The aim in the first year was to show how how high-school level mathematics and science can be used to understand various techniques used in creating Pixar's films. In the second year, two lessons of the six lessons also taught some coding. The lesson for the third year were about how to write and pitch a story. The fourth year is currently just underway.
I was responsible for building all interactive programs and tools for students to use, plus several more which we used to illustrate the videos and exercises. I also wrote most of the exercises and was involved in designing some of the lessons.
The programs I made include:
- A simple animation studio
- A simple 3D modelling tool
- A colour correction suite
- A drag-and-drop rigging tool
- A simulation of hair
- A simulation of a pinhole camera
- A water simulation using smoothed particle hydrodynamics
- A fireworks simulation
- A ray-traced scaly dinosaur leg patterned with my own noise function
- And a lot of interactive diagrams
The Environment modeling lesson explains how blades of grass were created and animated in the film Brave. This was our first lesson, which we created to demonstrate that we could take a lesson designed by Tony and put it on Khan Academy.

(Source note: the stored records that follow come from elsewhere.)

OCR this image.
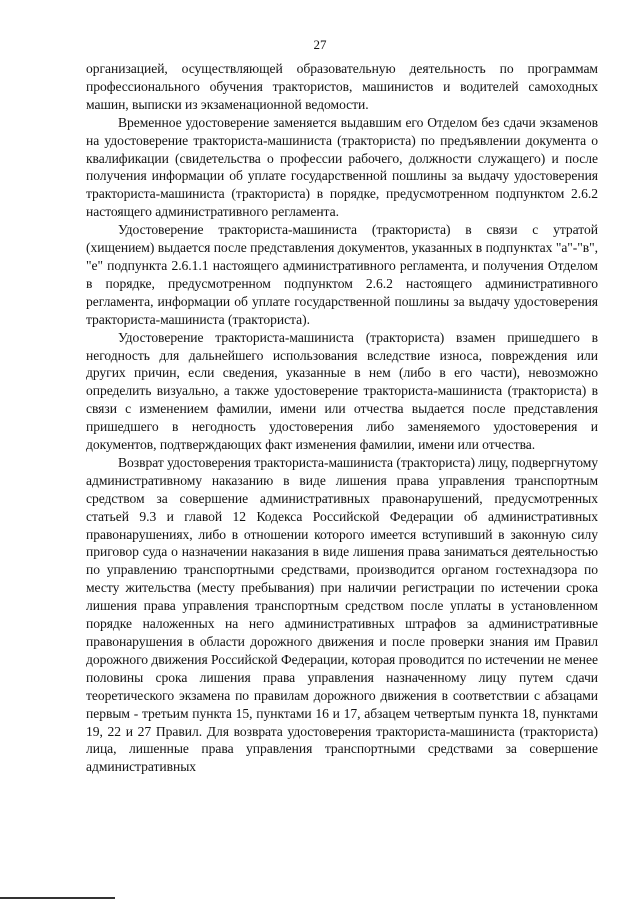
27

организацией, осуществляющей образовательную деятельность по программам профессионального обучения трактористов, машинистов и водителей самоходных машин, выписки из экзаменационной ведомости.

Временное удостоверение заменяется выдавшим его Отделом без сдачи экзаменов на удостоверение тракториста-машиниста (тракториста) по предъявлении документа о квалификации (свидетельства о профессии рабочего, должности служащего) и после получения информации об уплате государственной пошлины за выдачу удостоверения тракториста-машиниста (тракториста) в порядке, предусмотренном подпунктом 2.6.2 настоящего административного регламента.

Удостоверение тракториста-машиниста (тракториста) в связи с утратой (хищением) выдается после представления документов, указанных в подпунктах "а"-"в", "е" подпункта 2.6.1.1 настоящего административного регламента, и получения Отделом в порядке, предусмотренном подпунктом 2.6.2 настоящего административного регламента, информации об уплате государственной пошлины за выдачу удостоверения тракториста-машиниста (тракториста).

Удостоверение тракториста-машиниста (тракториста) взамен пришедшего в негодность для дальнейшего использования вследствие износа, повреждения или других причин, если сведения, указанные в нем (либо в его части), невозможно определить визуально, а также удостоверение тракториста-машиниста (тракториста) в связи с изменением фамилии, имени или отчества выдается после представления пришедшего в негодность удостоверения либо заменяемого удостоверения и документов, подтверждающих факт изменения фамилии, имени или отчества.

Возврат удостоверения тракториста-машиниста (тракториста) лицу, подвергнутому административному наказанию в виде лишения права управления транспортным средством за совершение административных правонарушений, предусмотренных статьей 9.3 и главой 12 Кодекса Российской Федерации об административных правонарушениях, либо в отношении которого имеется вступивший в законную силу приговор суда о назначении наказания в виде лишения права заниматься деятельностью по управлению транспортными средствами, производится органом гостехнадзора по месту жительства (месту пребывания) при наличии регистрации по истечении срока лишения права управления транспортным средством после уплаты в установленном порядке наложенных на него административных штрафов за административные правонарушения в области дорожного движения и после проверки знания им Правил дорожного движения Российской Федерации, которая проводится по истечении не менее половины срока лишения права управления назначенному лицу путем сдачи теоретического экзамена по правилам дорожного движения в соответствии с абзацами первым - третьим пункта 15, пунктами 16 и 17, абзацем четвертым пункта 18, пунктами 19, 22 и 27 Правил. Для возврата удостоверения тракториста-машиниста (тракториста) лица, лишенные права управления транспортными средствами за совершение административных
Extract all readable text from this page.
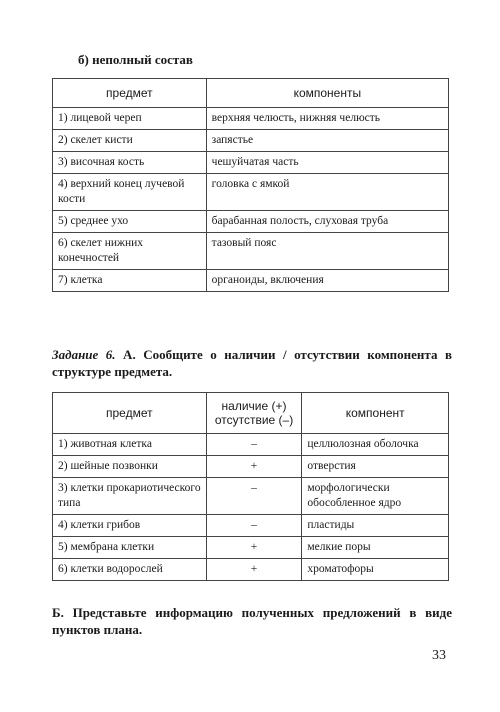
б) неполный состав
предмет	компоненты
1) лицевой череп	верхняя челюсть, нижняя челюсть
2) скелет кисти	запястье
3) височная кость	чешуйчатая часть
4) верхний конец лучевой кости	головка с ямкой
5) среднее ухо	барабанная полость, слуховая труба
6) скелет нижних конечностей	тазовый пояс
7) клетка	органоиды, включения
Задание 6. А. Сообщите о наличии / отсутствии компонента в структуре предмета.
предмет	наличие (+) отсутствие (–)	компонент
1) животная клетка	–	целлюлозная оболочка
2) шейные позвонки	+	отверстия
3) клетки прокариотического типа	–	морфологически обособленное ядро
4) клетки грибов	–	пластиды
5) мембрана клетки	+	мелкие поры
6) клетки водорослей	+	хроматофоры
Б. Представьте информацию полученных предложений в виде пунктов плана.
33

The lesson starts by showing the string art construction: a method of drawing straight lines between two "control arms" which results in an approximated curve. We then show how these lines can be used to model a blade of grass. The design part of the lesson ends with a simple animation program, demonstrating how a field of grass can be animated by moving the control points.
The maths in this lesson includes how to calculate points along a line segment by calculating the weighted average of the two end points. This method is then used to calculate a function for the curve generated by the string art approach. The lesson ends by showing how this function is parabolic.
Character modeling introduces the technique of subdivision. This involves splitting the control arms of a shape and then averaging each one with its neighbour, resulting in a smooth shape you can control. It required building a program for subdividing and viewing shapes in 3D
The Crowds lesson is about how Pixar built crowds of robots for Wall-E, by taking combining several parts. It covers combinations and permutations.
Sets & Staging
Sets & Staging is about how elements are placed in a scene. It covers the mathematics of simple transformations: translation, scaling and rotation (in 2D).
The Animation lesson teaches the mathematics of animation, specifically, how the position (and size and angle) of an item can be interpolated between frames, using straight lines or cubic beziers. This required building a simple animation studio with bezier controls.
The Rendering lessons explains how ray tracing is used to create the final images for a film with shadows, reflection and refraction. It involved building a simple 3D setup with example rays, showing how they are used to create an array of pixel values.